Who do the benefits accrue to?

Recruiting: $1.2M
HR: $250K
Insurance:  $1.6M
Training: $5.75M
Operations: $10.8M
Customer Growth: $15M
Customer Retention: $14.625M

Who wants to make a $38M investment for the above benefits?

Now, you might cleverly point out to me that a bunch of these roll up into senior executives who do get the collective benefits. But the math still doesn’t pencil out.

If there is a general manager, or a president, or a COO who gets all the operational, training, HR and insurance related benefits, her total benefit is $19.6M. If she makes the investment, she loses nearly half her money. (This is why call center operators come up with such ingenious morale boosters as “taco Tuesdays.”).
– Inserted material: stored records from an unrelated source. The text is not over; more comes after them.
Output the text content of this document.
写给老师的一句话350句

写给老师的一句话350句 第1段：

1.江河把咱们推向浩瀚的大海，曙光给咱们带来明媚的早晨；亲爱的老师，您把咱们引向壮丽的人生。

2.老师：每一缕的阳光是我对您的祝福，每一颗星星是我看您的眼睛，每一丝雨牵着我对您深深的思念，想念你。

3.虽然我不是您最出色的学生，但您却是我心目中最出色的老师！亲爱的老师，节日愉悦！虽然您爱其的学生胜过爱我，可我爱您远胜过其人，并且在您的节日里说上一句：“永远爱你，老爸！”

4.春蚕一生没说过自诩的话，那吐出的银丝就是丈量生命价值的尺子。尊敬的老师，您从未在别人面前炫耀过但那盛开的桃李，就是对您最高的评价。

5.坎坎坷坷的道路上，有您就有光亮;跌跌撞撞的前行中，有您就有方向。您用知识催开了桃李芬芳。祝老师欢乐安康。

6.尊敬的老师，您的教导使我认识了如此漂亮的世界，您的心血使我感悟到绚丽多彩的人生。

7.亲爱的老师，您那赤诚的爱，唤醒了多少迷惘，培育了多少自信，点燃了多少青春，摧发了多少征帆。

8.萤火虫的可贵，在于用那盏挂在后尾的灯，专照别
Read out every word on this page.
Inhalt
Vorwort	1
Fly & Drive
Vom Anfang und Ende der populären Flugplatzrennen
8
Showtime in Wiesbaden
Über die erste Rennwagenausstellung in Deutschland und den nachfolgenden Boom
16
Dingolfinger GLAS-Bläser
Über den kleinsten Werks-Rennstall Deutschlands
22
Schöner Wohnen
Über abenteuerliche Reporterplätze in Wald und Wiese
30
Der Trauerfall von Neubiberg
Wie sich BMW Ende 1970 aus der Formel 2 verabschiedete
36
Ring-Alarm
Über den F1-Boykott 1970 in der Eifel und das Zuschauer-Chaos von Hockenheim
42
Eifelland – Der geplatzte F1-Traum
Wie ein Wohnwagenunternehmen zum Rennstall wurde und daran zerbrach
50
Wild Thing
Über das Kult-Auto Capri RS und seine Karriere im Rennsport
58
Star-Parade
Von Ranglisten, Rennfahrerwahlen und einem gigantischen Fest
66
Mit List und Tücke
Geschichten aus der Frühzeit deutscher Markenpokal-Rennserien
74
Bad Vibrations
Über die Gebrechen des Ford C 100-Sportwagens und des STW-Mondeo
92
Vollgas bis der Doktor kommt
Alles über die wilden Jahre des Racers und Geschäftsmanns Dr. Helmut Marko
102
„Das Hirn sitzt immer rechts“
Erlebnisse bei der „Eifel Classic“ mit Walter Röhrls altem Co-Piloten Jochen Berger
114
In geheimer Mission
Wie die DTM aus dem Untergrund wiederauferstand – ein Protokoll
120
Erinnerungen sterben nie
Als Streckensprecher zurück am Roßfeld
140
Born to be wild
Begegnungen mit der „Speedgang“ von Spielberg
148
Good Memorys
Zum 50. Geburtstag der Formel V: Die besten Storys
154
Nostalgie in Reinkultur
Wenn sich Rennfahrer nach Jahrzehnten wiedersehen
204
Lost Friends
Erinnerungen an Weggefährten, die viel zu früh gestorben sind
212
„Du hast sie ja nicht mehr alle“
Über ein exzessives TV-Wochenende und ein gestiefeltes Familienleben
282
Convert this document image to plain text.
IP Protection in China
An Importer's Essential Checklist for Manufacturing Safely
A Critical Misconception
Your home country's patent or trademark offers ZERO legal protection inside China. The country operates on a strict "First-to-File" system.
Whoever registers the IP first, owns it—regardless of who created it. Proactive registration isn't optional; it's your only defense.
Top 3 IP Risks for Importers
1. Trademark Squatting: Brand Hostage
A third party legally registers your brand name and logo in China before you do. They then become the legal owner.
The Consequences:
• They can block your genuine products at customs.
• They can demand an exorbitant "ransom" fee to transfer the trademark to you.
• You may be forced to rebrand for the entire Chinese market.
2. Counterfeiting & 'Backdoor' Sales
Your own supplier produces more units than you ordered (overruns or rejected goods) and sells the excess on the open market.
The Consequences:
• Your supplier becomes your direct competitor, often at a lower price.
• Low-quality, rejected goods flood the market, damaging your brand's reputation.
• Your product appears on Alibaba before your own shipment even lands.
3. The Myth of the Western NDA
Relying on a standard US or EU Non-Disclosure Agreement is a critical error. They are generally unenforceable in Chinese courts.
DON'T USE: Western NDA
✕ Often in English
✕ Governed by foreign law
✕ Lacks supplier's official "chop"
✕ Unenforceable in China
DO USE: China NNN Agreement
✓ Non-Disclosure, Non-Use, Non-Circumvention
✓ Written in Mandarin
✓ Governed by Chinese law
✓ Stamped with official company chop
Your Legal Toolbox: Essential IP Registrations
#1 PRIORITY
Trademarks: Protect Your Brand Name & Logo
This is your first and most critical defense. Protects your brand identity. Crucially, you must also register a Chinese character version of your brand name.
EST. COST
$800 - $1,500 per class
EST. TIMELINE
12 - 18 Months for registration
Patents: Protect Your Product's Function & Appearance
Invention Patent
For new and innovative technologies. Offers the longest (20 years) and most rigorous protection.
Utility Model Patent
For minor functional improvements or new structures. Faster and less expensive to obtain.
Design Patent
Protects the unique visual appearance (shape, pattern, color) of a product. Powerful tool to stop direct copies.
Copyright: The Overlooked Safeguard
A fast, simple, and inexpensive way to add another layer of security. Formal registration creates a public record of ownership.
And if there is a CMO, or head of growth, or someone to that effect, who gets every benefit to the business growth side of the company, he takes in $29.625M. If the CMO invests, he loses about a quarter of his money. And as most CMOs we talk to say, “Don’t talk to me about the call center. I don’t want anything to do with it.” And I left out the swear words.

There is only one executive (beside the CFO, who doesn’t drive operational investment) that all the benefits roll up to. That’s the CEO. And if the CEO says, “I trust my call center leaders (or COO) to make this decision” and kicks the decision down to them, the organization is doomed to underinvest.

And that, inevitably, is what the CEO says. Which is why your company’s customer experience is doomed for underinvestment.